Cecília Toledo, da LIT-QI

Há alguns dias, uma imagem chocou o mundo: militantes do Estado Islâmico, munidos de marretas, destruíam obras de arte, estátuas, afrescos, pinturas no Museu da Civilização de Mossul.

Essa atitude deve ser condenada pela classe trabalhadora mundial, de conjunto, como um crime contra a humanidade. Inclusive os sindicatos, partidos e outras organizações da classe, no mundo inteiro, deveriam escrever moções de repúdio e fazer protestos. Porque as obras de arte, sejam quais forem, são um patrimônio da classe trabalhadora mundial, porque foram todas produzidas, de uma forma de outra, a troco de seu sangue, suor e lágrimas.
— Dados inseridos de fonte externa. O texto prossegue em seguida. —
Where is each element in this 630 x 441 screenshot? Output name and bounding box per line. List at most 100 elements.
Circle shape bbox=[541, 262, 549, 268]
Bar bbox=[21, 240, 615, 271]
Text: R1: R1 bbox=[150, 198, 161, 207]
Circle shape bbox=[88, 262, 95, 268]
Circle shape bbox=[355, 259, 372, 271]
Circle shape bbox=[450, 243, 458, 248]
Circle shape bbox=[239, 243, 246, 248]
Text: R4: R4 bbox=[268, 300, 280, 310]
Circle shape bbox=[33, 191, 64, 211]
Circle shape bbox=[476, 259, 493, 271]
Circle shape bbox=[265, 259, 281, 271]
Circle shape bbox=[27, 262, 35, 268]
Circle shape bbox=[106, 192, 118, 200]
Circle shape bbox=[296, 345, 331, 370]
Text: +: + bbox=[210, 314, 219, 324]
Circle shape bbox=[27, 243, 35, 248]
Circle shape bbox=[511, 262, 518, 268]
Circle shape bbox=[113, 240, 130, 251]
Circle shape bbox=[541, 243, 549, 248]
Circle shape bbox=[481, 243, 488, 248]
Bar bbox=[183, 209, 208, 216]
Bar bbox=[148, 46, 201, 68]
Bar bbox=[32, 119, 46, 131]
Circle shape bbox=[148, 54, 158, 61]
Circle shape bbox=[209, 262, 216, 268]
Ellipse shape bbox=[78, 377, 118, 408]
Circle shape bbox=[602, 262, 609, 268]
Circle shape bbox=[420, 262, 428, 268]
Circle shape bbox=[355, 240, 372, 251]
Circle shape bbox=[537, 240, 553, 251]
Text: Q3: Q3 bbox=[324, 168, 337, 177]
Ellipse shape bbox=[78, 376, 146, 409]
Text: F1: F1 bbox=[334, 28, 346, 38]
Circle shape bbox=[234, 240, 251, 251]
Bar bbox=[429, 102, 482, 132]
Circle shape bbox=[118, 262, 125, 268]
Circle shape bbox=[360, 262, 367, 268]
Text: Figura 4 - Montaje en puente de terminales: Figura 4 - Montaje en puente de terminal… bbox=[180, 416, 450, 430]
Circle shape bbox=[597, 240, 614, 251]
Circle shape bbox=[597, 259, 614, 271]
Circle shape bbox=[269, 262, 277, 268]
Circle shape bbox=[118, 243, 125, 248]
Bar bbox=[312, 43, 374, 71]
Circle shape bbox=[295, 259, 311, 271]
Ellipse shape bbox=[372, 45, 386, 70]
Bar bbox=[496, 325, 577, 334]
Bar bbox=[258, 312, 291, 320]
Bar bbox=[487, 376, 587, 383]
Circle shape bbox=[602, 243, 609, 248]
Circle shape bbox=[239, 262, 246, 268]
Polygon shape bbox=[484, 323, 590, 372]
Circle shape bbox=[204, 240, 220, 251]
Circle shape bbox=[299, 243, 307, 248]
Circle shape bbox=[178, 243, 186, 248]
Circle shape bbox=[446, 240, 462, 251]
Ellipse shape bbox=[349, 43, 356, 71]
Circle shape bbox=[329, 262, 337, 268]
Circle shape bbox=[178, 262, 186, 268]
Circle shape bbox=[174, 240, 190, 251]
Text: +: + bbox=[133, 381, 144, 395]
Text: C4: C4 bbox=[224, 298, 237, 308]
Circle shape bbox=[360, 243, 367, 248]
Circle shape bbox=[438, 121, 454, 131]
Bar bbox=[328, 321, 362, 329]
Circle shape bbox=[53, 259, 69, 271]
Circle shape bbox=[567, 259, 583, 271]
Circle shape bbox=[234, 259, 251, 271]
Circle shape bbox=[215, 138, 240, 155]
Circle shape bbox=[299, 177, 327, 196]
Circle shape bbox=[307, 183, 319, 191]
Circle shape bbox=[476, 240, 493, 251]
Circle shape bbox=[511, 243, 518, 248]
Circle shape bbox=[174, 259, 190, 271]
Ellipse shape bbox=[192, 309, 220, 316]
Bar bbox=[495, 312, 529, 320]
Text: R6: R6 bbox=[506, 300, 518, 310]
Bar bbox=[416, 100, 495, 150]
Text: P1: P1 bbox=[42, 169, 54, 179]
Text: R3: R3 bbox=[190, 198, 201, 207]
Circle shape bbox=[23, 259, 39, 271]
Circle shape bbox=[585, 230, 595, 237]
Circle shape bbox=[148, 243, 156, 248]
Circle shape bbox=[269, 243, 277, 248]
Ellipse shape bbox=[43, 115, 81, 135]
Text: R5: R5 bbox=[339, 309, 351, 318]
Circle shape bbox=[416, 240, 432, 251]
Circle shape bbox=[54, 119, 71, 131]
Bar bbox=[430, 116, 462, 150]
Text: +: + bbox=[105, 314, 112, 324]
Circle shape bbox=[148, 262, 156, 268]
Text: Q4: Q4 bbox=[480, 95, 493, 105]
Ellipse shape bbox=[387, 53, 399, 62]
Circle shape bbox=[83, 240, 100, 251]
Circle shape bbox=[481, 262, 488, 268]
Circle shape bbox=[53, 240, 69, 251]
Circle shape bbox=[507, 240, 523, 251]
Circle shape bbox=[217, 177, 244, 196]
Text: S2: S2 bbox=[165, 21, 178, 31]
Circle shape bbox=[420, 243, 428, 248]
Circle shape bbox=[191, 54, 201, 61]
Poucos dias depois do crime em Mossul, outras esculturas foram destruídas no norte do Iraque – relíquias da ancestral cidade de Nimrud. A Unesco protestou, exigindo que seja feito “o que for preciso” para  impedir a pilhagem e a destruição de patrimônio histórico. “Esse foi mais um ataque contra o povo iraquiano, recordando-nos de que nada está a salvo do extermínio cultural em curso no país”, disse Irina Bokova, diretora-geral da Unesco na sede da ONU em Nova York. (O Estado de S.Paulo, 7/3).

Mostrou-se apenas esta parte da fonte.